For those who are curious to know what glowcoder's and Assaf's approach would look like in Haskell, here's one translation:

avg [] = 0
avg x@(t:ts) = let xlen = toRational $ length x
                   tslen = toRational $ length ts
                   prevAvg = avg ts
               in (toRational t) / xlen + prevAvg * tslen / xlen

This way ensures that each step has the "average so far" correctly calculated, but does so at the cost of a whole bunch of redundant multiplying/dividing by lengths, and very inefficient calculations of length at each step. No seasoned Haskeller would write it this way.

An only slightly better way is:

avg2 [] = 0
avg2 x = fst $ avg_ x
    where 
      avg_ [] = (toRational 0, toRational 0)
      avg_ (t:ts) = let
           (prevAvg, prevLen) = avg_ ts
           curLen = prevLen + 1
           curAvg = (toRational t) / curLen + prevAvg * prevLen / curLen
        in (curAvg, curLen)

This avoids repeated length calculation. But it requires a helper function, which is precisely what the original poster is trying to avoid.
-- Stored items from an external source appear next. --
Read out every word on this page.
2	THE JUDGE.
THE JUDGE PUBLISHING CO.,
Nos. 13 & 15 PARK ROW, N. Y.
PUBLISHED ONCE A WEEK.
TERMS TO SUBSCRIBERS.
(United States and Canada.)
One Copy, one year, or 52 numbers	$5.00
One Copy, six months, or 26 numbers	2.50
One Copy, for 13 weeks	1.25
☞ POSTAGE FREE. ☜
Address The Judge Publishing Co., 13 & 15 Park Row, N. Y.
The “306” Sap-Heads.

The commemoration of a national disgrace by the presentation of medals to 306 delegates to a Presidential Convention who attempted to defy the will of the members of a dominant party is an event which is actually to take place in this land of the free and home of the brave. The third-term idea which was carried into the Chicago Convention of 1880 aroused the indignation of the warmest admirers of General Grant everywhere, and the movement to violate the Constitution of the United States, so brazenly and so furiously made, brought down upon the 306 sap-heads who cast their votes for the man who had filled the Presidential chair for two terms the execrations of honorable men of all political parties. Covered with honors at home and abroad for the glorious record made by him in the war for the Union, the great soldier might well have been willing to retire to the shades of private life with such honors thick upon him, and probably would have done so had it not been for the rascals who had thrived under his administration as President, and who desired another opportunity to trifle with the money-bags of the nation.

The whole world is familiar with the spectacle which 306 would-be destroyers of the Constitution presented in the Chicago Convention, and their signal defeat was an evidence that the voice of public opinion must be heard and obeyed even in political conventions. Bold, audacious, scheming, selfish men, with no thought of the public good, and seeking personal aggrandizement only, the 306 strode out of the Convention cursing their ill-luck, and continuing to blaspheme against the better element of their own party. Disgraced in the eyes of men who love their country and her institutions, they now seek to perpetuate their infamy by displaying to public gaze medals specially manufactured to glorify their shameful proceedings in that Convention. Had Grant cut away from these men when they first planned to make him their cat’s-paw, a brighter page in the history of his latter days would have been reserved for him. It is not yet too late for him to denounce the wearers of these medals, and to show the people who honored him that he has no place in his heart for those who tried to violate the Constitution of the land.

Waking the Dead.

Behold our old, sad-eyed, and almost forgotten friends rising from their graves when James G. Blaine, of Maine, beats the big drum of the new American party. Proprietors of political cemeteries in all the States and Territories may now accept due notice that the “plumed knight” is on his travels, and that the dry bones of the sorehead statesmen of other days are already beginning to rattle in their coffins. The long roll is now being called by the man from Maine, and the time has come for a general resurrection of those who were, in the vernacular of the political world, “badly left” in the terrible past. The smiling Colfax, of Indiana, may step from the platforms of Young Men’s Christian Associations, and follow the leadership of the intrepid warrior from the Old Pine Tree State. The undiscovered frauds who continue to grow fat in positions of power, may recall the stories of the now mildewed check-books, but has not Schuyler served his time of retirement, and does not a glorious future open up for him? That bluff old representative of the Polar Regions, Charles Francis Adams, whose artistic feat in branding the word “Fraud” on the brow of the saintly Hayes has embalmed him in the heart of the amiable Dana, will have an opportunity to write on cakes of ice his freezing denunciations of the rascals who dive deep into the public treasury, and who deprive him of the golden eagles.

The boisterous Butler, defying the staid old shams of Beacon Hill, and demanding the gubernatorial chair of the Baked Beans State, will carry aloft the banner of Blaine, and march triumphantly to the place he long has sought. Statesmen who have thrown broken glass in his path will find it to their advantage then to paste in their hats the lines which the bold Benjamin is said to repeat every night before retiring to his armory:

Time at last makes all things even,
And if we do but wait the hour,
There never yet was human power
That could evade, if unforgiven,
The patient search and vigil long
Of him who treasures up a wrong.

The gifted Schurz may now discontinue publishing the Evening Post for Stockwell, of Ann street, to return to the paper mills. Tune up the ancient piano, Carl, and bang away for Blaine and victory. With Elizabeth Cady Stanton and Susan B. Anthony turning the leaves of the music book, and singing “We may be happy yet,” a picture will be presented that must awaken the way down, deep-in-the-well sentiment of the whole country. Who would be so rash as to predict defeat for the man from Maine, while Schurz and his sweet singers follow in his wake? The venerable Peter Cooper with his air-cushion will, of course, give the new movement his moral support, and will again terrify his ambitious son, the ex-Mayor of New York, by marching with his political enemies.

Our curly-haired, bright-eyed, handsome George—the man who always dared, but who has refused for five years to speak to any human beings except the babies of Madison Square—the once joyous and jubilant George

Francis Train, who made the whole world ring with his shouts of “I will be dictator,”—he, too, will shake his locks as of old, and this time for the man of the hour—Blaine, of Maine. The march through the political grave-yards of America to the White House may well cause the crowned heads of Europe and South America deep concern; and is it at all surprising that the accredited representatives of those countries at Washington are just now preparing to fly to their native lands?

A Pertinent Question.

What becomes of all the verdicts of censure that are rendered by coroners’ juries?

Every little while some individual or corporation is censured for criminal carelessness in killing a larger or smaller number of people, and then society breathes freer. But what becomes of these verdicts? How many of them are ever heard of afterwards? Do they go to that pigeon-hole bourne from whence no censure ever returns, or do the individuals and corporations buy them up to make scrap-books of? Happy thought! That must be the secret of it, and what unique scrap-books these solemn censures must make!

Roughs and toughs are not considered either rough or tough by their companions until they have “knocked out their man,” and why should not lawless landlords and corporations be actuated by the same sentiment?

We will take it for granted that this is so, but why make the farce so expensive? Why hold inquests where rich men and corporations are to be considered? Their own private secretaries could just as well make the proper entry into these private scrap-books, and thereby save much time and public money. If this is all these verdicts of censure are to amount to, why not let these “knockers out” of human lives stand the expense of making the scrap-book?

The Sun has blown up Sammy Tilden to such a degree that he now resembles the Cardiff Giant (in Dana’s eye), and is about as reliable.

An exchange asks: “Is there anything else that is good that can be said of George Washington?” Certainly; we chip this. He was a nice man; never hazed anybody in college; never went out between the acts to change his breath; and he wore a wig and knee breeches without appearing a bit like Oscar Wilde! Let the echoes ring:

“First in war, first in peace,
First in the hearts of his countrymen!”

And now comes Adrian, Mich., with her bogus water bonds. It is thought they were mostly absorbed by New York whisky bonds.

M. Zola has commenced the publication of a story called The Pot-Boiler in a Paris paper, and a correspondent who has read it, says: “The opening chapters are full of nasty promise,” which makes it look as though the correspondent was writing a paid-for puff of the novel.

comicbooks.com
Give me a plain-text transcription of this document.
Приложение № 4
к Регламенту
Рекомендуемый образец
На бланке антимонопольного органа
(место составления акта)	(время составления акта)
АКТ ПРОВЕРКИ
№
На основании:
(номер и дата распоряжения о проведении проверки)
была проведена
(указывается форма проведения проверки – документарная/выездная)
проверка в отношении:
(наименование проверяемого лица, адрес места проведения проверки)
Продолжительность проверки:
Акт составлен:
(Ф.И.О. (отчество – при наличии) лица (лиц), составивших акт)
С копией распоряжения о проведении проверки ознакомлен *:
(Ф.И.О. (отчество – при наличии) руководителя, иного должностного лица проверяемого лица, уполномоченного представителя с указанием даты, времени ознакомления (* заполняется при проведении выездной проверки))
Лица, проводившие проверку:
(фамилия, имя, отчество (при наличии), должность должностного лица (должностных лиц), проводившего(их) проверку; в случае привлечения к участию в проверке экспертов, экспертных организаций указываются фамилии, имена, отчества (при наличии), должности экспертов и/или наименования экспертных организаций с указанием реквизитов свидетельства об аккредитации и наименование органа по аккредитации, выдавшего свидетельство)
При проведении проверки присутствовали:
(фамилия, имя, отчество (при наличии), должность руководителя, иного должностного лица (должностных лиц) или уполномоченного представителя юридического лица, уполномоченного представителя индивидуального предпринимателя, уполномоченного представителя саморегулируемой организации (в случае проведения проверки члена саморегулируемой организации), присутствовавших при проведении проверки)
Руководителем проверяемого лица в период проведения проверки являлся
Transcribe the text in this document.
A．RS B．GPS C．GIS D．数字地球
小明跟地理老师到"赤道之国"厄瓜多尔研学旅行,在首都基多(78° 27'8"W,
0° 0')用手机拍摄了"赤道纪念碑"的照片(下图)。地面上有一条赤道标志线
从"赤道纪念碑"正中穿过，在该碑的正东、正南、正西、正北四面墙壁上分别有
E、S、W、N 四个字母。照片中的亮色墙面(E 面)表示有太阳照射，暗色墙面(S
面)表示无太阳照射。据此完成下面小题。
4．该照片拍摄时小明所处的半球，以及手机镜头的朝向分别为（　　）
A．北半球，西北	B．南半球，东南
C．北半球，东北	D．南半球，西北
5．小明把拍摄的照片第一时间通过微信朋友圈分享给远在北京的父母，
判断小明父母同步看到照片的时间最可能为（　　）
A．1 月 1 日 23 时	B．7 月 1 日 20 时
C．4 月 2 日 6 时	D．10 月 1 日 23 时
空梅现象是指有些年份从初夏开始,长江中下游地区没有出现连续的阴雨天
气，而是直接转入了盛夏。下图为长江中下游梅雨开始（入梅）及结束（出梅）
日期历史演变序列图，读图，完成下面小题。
And it still requires a whole bunch of canceling out of length terms.

To avoid the cancelling out of lengths, we can just build up the sum and length and divide at the end:

avg3 [] = 0
avg3 x = (toRational total) / (toRational len)
    where 
      (total, len) = avg_ x
      avg_ [] = (0, 0)
      avg_ (t:ts) = let 
          (prevSum, prevLen) = avg_ ts
       in (prevSum + t, prevLen + 1)

And this can be much more succinctly written as a foldr:

avg4 [] = 0
avg4 x = (toRational total) / (toRational len)
    where
      (total, len) = foldr avg_ (0,0) x
      avg_ t (prevSum, prevLen) = (prevSum + t, prevLen + 1)

which can be further simplified as per the posts above.

Fold really is the way to go here.